Source? US looks to be #2 on overall CO2 emissions (China is double what US outputs), if you sort by per capita (per person), US is not the top by far (16th): https://www.worldometers.info/co2-emissions/co2-emissions-pe...

No, you have to take in account energy usage and pollution attributed to the consumer of at the end of the production chain.

E.g. if you import a phone from China you have to account for the energy usage and pollution as yours.


Do you have a reference to a list which does that calculation?

All the other states at the to of that carbon per capita list also seem like they're highly dependent on imports, possibly more than the US, so I'd expect that many of the factors you describe also apply to them. The gulf states also have to get their phones from abroad.


That basically blames US consumers for Chinese policy and environmental practices - how is a US consumer going to force China to stop using coal powerplants?

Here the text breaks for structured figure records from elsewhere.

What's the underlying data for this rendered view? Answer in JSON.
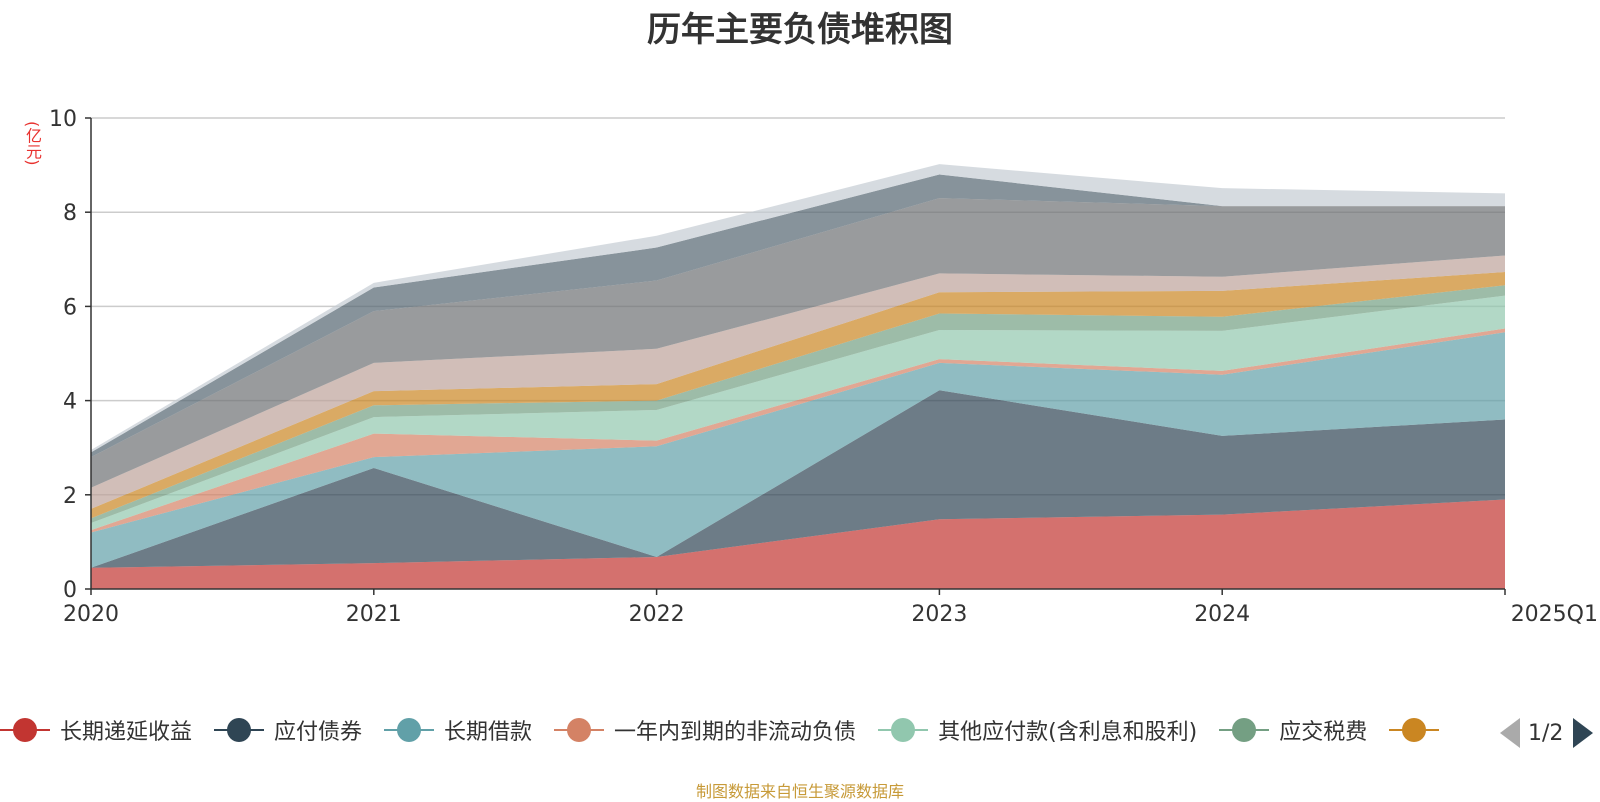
{
  "chart_data": {
    "type": "area",
    "title": "历年主要负债堆积图",
    "ylabel": "(亿元)",
    "xlabel": "",
    "ylim": [
      0,
      10
    ],
    "yticks": [
      0,
      2,
      4,
      6,
      8,
      10
    ],
    "categories": [
      "2020",
      "2021",
      "2022",
      "2023",
      "2024",
      "2025Q1"
    ],
    "stacked": true,
    "grid": true,
    "series": [
      {
        "name": "长期递延收益",
        "color": "#c23531",
        "values": [
          0.45,
          0.55,
          0.68,
          1.48,
          1.58,
          1.9
        ]
      },
      {
        "name": "应付债券",
        "color": "#2f4554",
        "values": [
          0.0,
          2.02,
          0.0,
          2.74,
          1.67,
          1.7
        ]
      },
      {
        "name": "长期借款",
        "color": "#61a0a8",
        "values": [
          0.75,
          0.23,
          2.35,
          0.58,
          1.3,
          1.85
        ]
      },
      {
        "name": "一年内到期的非流动负债",
        "color": "#d48265",
        "values": [
          0.05,
          0.5,
          0.12,
          0.08,
          0.08,
          0.08
        ]
      },
      {
        "name": "其他应付款(含利息和股利)",
        "color": "#91c7ae",
        "values": [
          0.15,
          0.35,
          0.65,
          0.62,
          0.85,
          0.7
        ]
      },
      {
        "name": "应交税费",
        "color": "#749f83",
        "values": [
          0.1,
          0.25,
          0.2,
          0.35,
          0.3,
          0.22
        ]
      },
      {
        "name": "",
        "color": "#ca8622",
        "values": [
          0.2,
          0.3,
          0.35,
          0.45,
          0.55,
          0.28
        ]
      },
      {
        "name": "",
        "color": "#bda29a",
        "values": [
          0.45,
          0.6,
          0.75,
          0.4,
          0.3,
          0.35
        ]
      },
      {
        "name": "",
        "color": "#6e7074",
        "values": [
          0.65,
          1.1,
          1.45,
          1.6,
          1.5,
          1.05
        ]
      },
      {
        "name": "",
        "color": "#546570",
        "values": [
          0.1,
          0.5,
          0.7,
          0.5,
          0.0,
          0.0
        ]
      },
      {
        "name": "",
        "color": "#c4ccd3",
        "values": [
          0.05,
          0.1,
          0.25,
          0.22,
          0.38,
          0.27
        ]
      }
    ]
  },
  "legend": {
    "visible_items": [
      "长期递延收益",
      "应付债券",
      "长期借款",
      "一年内到期的非流动负债",
      "其他应付款(含利息和股利)",
      "应交税费"
    ],
    "page_text": "1/2"
  },
  "source_note": "制图数据来自恒生聚源数据库"
}
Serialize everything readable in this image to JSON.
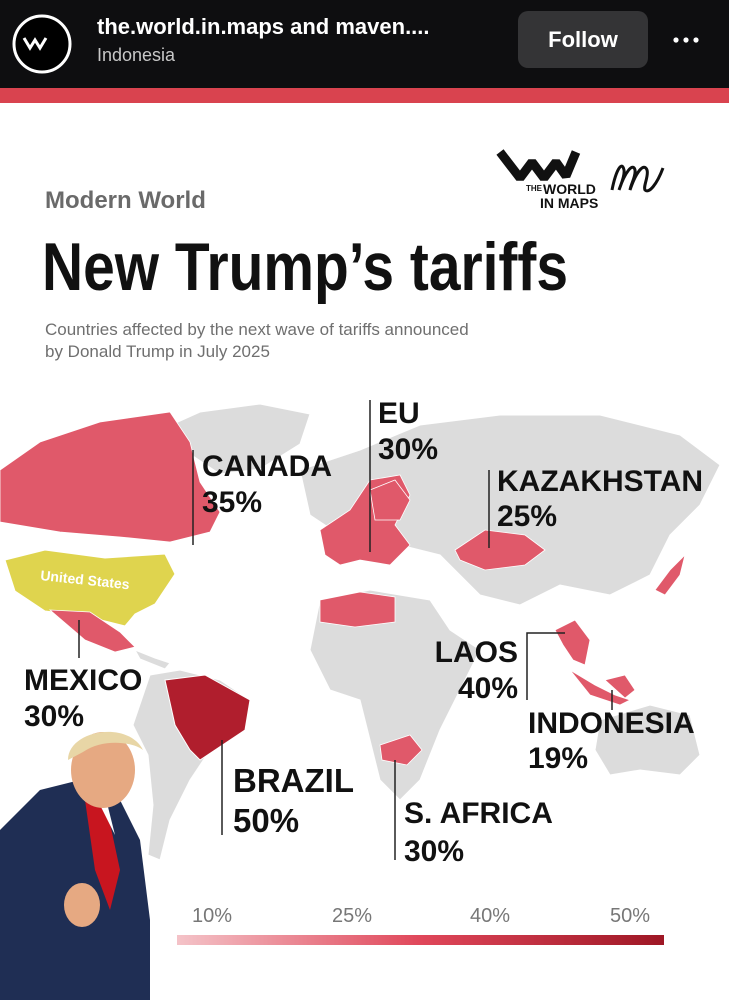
{
  "header": {
    "account": "the.world.in.maps and maven....",
    "location": "Indonesia",
    "follow": "Follow"
  },
  "post": {
    "logo": {
      "small": "THE",
      "line1": "WORLD",
      "line2": "IN MAPS"
    },
    "kicker": "Modern World",
    "title": "New Trump’s tariffs",
    "subtitle": [
      "Countries affected by the next wave of tariffs announced",
      "by Donald Trump in July 2025"
    ],
    "map_label": "United States",
    "countries": [
      {
        "name": "CANADA",
        "rate": "35%"
      },
      {
        "name": "EU",
        "rate": "30%"
      },
      {
        "name": "KAZAKHSTAN",
        "rate": "25%"
      },
      {
        "name": "MEXICO",
        "rate": "30%"
      },
      {
        "name": "LAOS",
        "rate": "40%"
      },
      {
        "name": "INDONESIA",
        "rate": "19%"
      },
      {
        "name": "BRAZIL",
        "rate": "50%"
      },
      {
        "name": "S. AFRICA",
        "rate": "30%"
      }
    ],
    "legend": [
      "10%",
      "25%",
      "40%",
      "50%"
    ]
  }
}
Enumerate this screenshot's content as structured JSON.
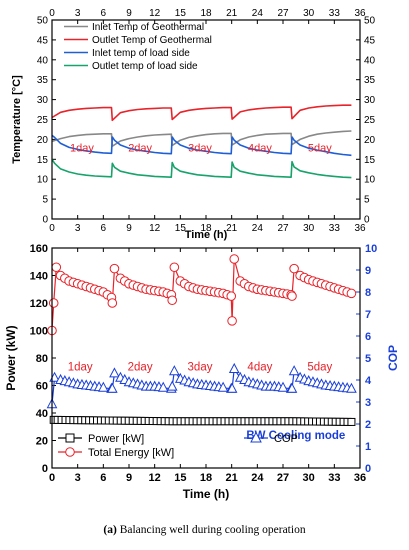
{
  "caption": {
    "label": "(a)",
    "text": " Balancing well during cooling operation"
  },
  "chart_data": [
    {
      "type": "line",
      "xlabel": "Time (h)",
      "ylabel": "Temperature [°C]",
      "xlim": [
        0,
        36
      ],
      "ylim": [
        0,
        50
      ],
      "xticks": [
        0,
        3,
        6,
        9,
        12,
        15,
        18,
        21,
        24,
        27,
        30,
        33,
        36
      ],
      "yticks": [
        0,
        5,
        10,
        15,
        20,
        25,
        30,
        35,
        40,
        45,
        50
      ],
      "grid": false,
      "legend_position": "top-left",
      "annotations": [
        {
          "text": "1day",
          "x": 3.5,
          "y": 17
        },
        {
          "text": "2day",
          "x": 10.3,
          "y": 17
        },
        {
          "text": "3day",
          "x": 17.3,
          "y": 17
        },
        {
          "text": "4day",
          "x": 24.3,
          "y": 17
        },
        {
          "text": "5day",
          "x": 31.3,
          "y": 17
        }
      ],
      "series": [
        {
          "name": "Inlet Temp of Geothermal",
          "color": "#888888",
          "x": [
            0,
            1,
            2,
            3,
            4,
            5,
            6,
            6.95,
            7.05,
            8,
            9,
            10,
            11,
            12,
            13,
            13.95,
            14.05,
            15,
            16,
            17,
            18,
            19,
            20,
            20.95,
            21.05,
            22,
            23,
            24,
            25,
            26,
            27,
            27.95,
            28.05,
            29,
            30,
            31,
            32,
            33,
            34,
            35
          ],
          "y": [
            19.5,
            20.2,
            20.7,
            21.0,
            21.2,
            21.3,
            21.4,
            21.4,
            18.3,
            19.6,
            20.2,
            20.6,
            20.9,
            21.1,
            21.2,
            21.3,
            18.5,
            19.8,
            20.5,
            20.9,
            21.2,
            21.4,
            21.5,
            21.5,
            18.6,
            19.9,
            20.6,
            21.0,
            21.3,
            21.4,
            21.5,
            21.5,
            18.7,
            20.0,
            20.8,
            21.3,
            21.6,
            21.8,
            22.0,
            22.1
          ]
        },
        {
          "name": "Outlet Temp of Geothermal",
          "color": "#e8232a",
          "x": [
            0,
            1,
            2,
            3,
            4,
            5,
            6,
            6.95,
            7.05,
            8,
            9,
            10,
            11,
            12,
            13,
            13.95,
            14.05,
            15,
            16,
            17,
            18,
            19,
            20,
            20.95,
            21.05,
            22,
            23,
            24,
            25,
            26,
            27,
            27.95,
            28.05,
            29,
            30,
            31,
            32,
            33,
            34,
            35
          ],
          "y": [
            25.5,
            26.8,
            27.3,
            27.6,
            27.8,
            27.9,
            28.0,
            28.0,
            24.8,
            26.7,
            27.2,
            27.5,
            27.7,
            27.8,
            27.9,
            27.9,
            25.0,
            26.8,
            27.3,
            27.6,
            27.8,
            27.9,
            28.0,
            28.0,
            25.1,
            26.9,
            27.4,
            27.7,
            27.9,
            28.0,
            28.1,
            28.1,
            25.2,
            27.3,
            27.9,
            28.2,
            28.4,
            28.5,
            28.6,
            28.6
          ]
        },
        {
          "name": "Inlet temp of load side",
          "color": "#1f5fd6",
          "x": [
            0,
            0.3,
            1,
            2,
            3,
            4,
            5,
            6,
            6.95,
            7.05,
            7.3,
            8,
            9,
            10,
            11,
            12,
            13,
            13.95,
            14.05,
            14.3,
            15,
            16,
            17,
            18,
            19,
            20,
            20.95,
            21.05,
            21.3,
            22,
            23,
            24,
            25,
            26,
            27,
            27.95,
            28.05,
            28.3,
            29,
            30,
            31,
            32,
            33,
            34,
            35
          ],
          "y": [
            21.0,
            20.5,
            19.0,
            18.0,
            17.5,
            17.1,
            16.8,
            16.6,
            16.5,
            20.6,
            19.8,
            18.6,
            17.8,
            17.3,
            17.0,
            16.7,
            16.5,
            16.4,
            20.6,
            19.8,
            18.6,
            17.8,
            17.3,
            17.0,
            16.7,
            16.5,
            16.4,
            20.6,
            19.8,
            18.6,
            17.8,
            17.3,
            17.0,
            16.7,
            16.5,
            16.4,
            20.6,
            19.8,
            18.6,
            17.8,
            17.3,
            16.9,
            16.5,
            16.2,
            16.0
          ]
        },
        {
          "name": "Outlet temp of load side",
          "color": "#17a36b",
          "x": [
            0,
            0.3,
            1,
            2,
            3,
            4,
            5,
            6,
            6.95,
            7.05,
            7.3,
            8,
            9,
            10,
            11,
            12,
            13,
            13.95,
            14.05,
            14.3,
            15,
            16,
            17,
            18,
            19,
            20,
            20.95,
            21.05,
            21.3,
            22,
            23,
            24,
            25,
            26,
            27,
            27.95,
            28.05,
            28.3,
            29,
            30,
            31,
            32,
            33,
            34,
            35
          ],
          "y": [
            15.0,
            14.0,
            12.6,
            11.8,
            11.3,
            11.0,
            10.8,
            10.7,
            10.6,
            14.0,
            13.0,
            12.0,
            11.5,
            11.1,
            10.9,
            10.7,
            10.6,
            10.5,
            14.2,
            13.0,
            12.0,
            11.5,
            11.1,
            10.9,
            10.7,
            10.6,
            10.5,
            14.3,
            13.0,
            12.0,
            11.5,
            11.1,
            10.9,
            10.7,
            10.6,
            10.5,
            14.4,
            13.1,
            12.1,
            11.6,
            11.2,
            10.9,
            10.7,
            10.5,
            10.4
          ]
        }
      ]
    },
    {
      "type": "line",
      "xlabel": "Time (h)",
      "ylabel": "Power (kW)",
      "ylabel_right": "COP",
      "xlim": [
        0,
        36
      ],
      "ylim": [
        0,
        160
      ],
      "ylim_right": [
        0,
        10
      ],
      "xticks": [
        0,
        3,
        6,
        9,
        12,
        15,
        18,
        21,
        24,
        27,
        30,
        33,
        36
      ],
      "yticks": [
        0,
        20,
        40,
        60,
        80,
        100,
        120,
        140,
        160
      ],
      "yticks_right": [
        0,
        1,
        2,
        3,
        4,
        5,
        6,
        7,
        8,
        9,
        10
      ],
      "grid": false,
      "legend_position": "bottom",
      "annotations": [
        {
          "text": "1day",
          "x": 3.3,
          "y": 71
        },
        {
          "text": "2day",
          "x": 10.3,
          "y": 71
        },
        {
          "text": "3day",
          "x": 17.3,
          "y": 71
        },
        {
          "text": "4day",
          "x": 24.3,
          "y": 71
        },
        {
          "text": "5day",
          "x": 31.3,
          "y": 71
        },
        {
          "text": "BW Cooling mode",
          "x": 28.5,
          "y": 21
        }
      ],
      "series": [
        {
          "name": "Power [kW]",
          "axis": "left",
          "color": "#000000",
          "marker": "square",
          "x": [
            0.2,
            7.1,
            14.1,
            21.1,
            28.1,
            35
          ],
          "y": [
            35,
            34.5,
            34,
            34,
            34,
            33.5
          ]
        },
        {
          "name": "Total Energy [kW]",
          "axis": "left",
          "color": "#e8232a",
          "marker": "circle",
          "x": [
            0,
            0.2,
            0.5,
            1,
            2,
            3,
            4,
            5,
            6,
            6.95,
            7.05,
            7.3,
            8,
            9,
            10,
            11,
            12,
            13,
            13.95,
            14.05,
            14.3,
            15,
            16,
            17,
            18,
            19,
            20,
            20.95,
            21.05,
            21.3,
            22,
            23,
            24,
            25,
            26,
            27,
            27.95,
            28.05,
            28.3,
            29,
            30,
            31,
            32,
            33,
            34,
            35
          ],
          "y": [
            100,
            120,
            146,
            140,
            136,
            134,
            132,
            130,
            128,
            124,
            120,
            145,
            138,
            134,
            132,
            130,
            129,
            128,
            126,
            122,
            146,
            136,
            132,
            130,
            129,
            128,
            127,
            125,
            107,
            152,
            136,
            132,
            130,
            129,
            128,
            127,
            126,
            125,
            145,
            140,
            137,
            135,
            133,
            131,
            129,
            127
          ]
        },
        {
          "name": "COP",
          "axis": "right",
          "color": "#1a3fd8",
          "marker": "triangle",
          "x": [
            0,
            0.3,
            1,
            2,
            3,
            4,
            5,
            6,
            6.95,
            7.05,
            7.3,
            8,
            9,
            10,
            11,
            12,
            13,
            13.95,
            14.05,
            14.3,
            15,
            16,
            17,
            18,
            19,
            20,
            20.95,
            21.05,
            21.3,
            22,
            23,
            24,
            25,
            26,
            27,
            27.95,
            28.05,
            28.3,
            29,
            30,
            31,
            32,
            33,
            34,
            35
          ],
          "y": [
            2.9,
            4.1,
            4.0,
            3.9,
            3.8,
            3.75,
            3.7,
            3.65,
            3.6,
            3.6,
            4.3,
            4.1,
            3.9,
            3.8,
            3.7,
            3.7,
            3.65,
            3.6,
            3.7,
            4.4,
            4.05,
            3.9,
            3.8,
            3.75,
            3.7,
            3.65,
            3.6,
            3.6,
            4.5,
            4.1,
            3.9,
            3.8,
            3.7,
            3.7,
            3.65,
            3.6,
            3.6,
            4.4,
            4.1,
            3.95,
            3.85,
            3.75,
            3.7,
            3.65,
            3.6
          ]
        }
      ]
    }
  ]
}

The choice/substitution argument doesn’t work when there are no practical alternatives. This is why climate change and pollution are not individual choices, but a global imperative. Anything short of global coordinated action to mitigate won’t work (and won’t be enough). What individuals can do is put pressure on their officials and buy sensibly when choice is there.


> That basically blames US consumers for Chinese policy

Not at all, this is not personal consumer's choice. Consumers can only make efforts to fight consumerism and push for political change.